00:19 Now, if you want to test though our packages, it's actually pretty handy to run a local NPM registry to which we can publish the packages, see how it works and test out our releases as well. This can not just be interesting for local testing, but also for running end-to-end integration tests potentially. Now there is a cool project that is called Verdasho

00:39 and that allows you to run such a local NPM registry on your machine and point your NPM publishing URL location to that local machine such that then your packages end up there instead of ending up on the public NPM. Now, to help you set this up such that you don't have

00:56 to run this on your own, NX comes actually with a generator to set this up for you in your workspace. And so since we already have the @nx/js plugin installed, so if you go into the package.json at the root here, we have this @nx/js plugin or NPM package

01:13 which provides the versioning logic for Java packages. And this package specifically has also a generator and it's called setup-verdasho. And I'm going to run this now and you can see it creates here a verdasho-config.yaml file. It updates my package.json probably to install some packages like Verdasho itself.

01:34 And then it sets up here such a project.json which is actually nothing else if you haven't seen it yet than the NX version of a package.json script. So rather than having a package.json script defined here, you can define a more, if you want, evolved version that defines your local registry target. So meaning you can run this with NX,

01:52 you can run npx-nx-local-registry and we will do that in a second. And then you have some more options that are being provided to this setup. And so here you can see it runs the port, the actual config that has been created here at the local workspace. So you have now the .verdasho and config.yaml file which allows you to configure Verdasho

02:11 how long the cache is being set up, et cetera, like a bunch of different options. And it also defines where the packages are being stored which is here in temp folder directly in our repo here under local registry and storage. So as mentioned, this is nothing else than a target that we can actually run. So if I now run NX local registry and I hit enter,

02:31 you can see now it runs the Verdasho script and it sets up the registry point to this new Verdasho server. And so if I go to this URL now, I have a local instance of Verdasho running. Now we don't have any packages yet, so let's have a look. So I keep this running, I open up another terminal on the side.

02:48 And since we released the last version at 1.1.0 and we create a bunch of different commits in the meantime, we can actually go and release a new version. And so let's just run NX release and we don't need dry run right now, let's just go through. It creates our changelog and now it asks us whether we want to publish these versions. And so now we can say true.

03:08 And so here you can now see it runs NX release publish. You can see it creates here the different tarballs, it zips up our packages and publishes them to our local version here with the tag latest. And if I move over here to Verdasho, I hit refresh, I now can see all of these different packages have been released with the according version.
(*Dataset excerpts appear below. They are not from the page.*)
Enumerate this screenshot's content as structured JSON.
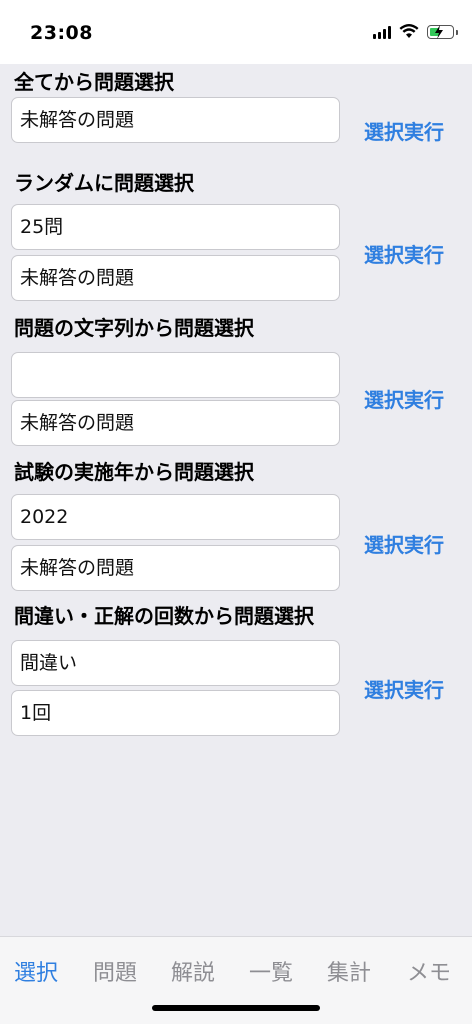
{
  "status": {
    "time": "23:08"
  },
  "sections": [
    {
      "title": "全てから問題選択",
      "fields": [
        "未解答の問題"
      ],
      "button": "選択実行"
    },
    {
      "title": "ランダムに問題選択",
      "fields": [
        "25問",
        "未解答の問題"
      ],
      "button": "選択実行"
    },
    {
      "title": "問題の文字列から問題選択",
      "fields": [
        "",
        "未解答の問題"
      ],
      "button": "選択実行"
    },
    {
      "title": "試験の実施年から問題選択",
      "fields": [
        "2022",
        "未解答の問題"
      ],
      "button": "選択実行"
    },
    {
      "title": "間違い・正解の回数から問題選択",
      "fields": [
        "間違い",
        "1回"
      ],
      "button": "選択実行"
    }
  ],
  "tabs": [
    {
      "label": "選択",
      "active": true
    },
    {
      "label": "問題",
      "active": false
    },
    {
      "label": "解説",
      "active": false
    },
    {
      "label": "一覧",
      "active": false
    },
    {
      "label": "集計",
      "active": false
    },
    {
      "label": "メモ",
      "active": false
    }
  ],
  "colors": {
    "accent": "#2f7fe0",
    "background": "#ececf1",
    "battery": "#33c759"
  },
  "icons": [
    "cellular-signal-icon",
    "wifi-icon",
    "battery-charging-icon"
  ]
}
03:27 If I go in here, I can see some details like the actual readme rendering, the dependencies that they potentially have, like in this case to core 1.2.0 and a bunch of different options. So when this release process happens, NX actually knows the dependencies via the project graph. And so it makes sure to first publish

03:45 the lowest level project in this project graph, such that if for some reason the release process goes wrong or there is some timeout during the network calls, we don't end up in an inconsistent state where some UI forms package being published depending on a 1.2.0 version of the core package, which never ended up being on npm registry.

04:05 So there's actually some smart logic going on behind the scenes as well that leverages this project graph.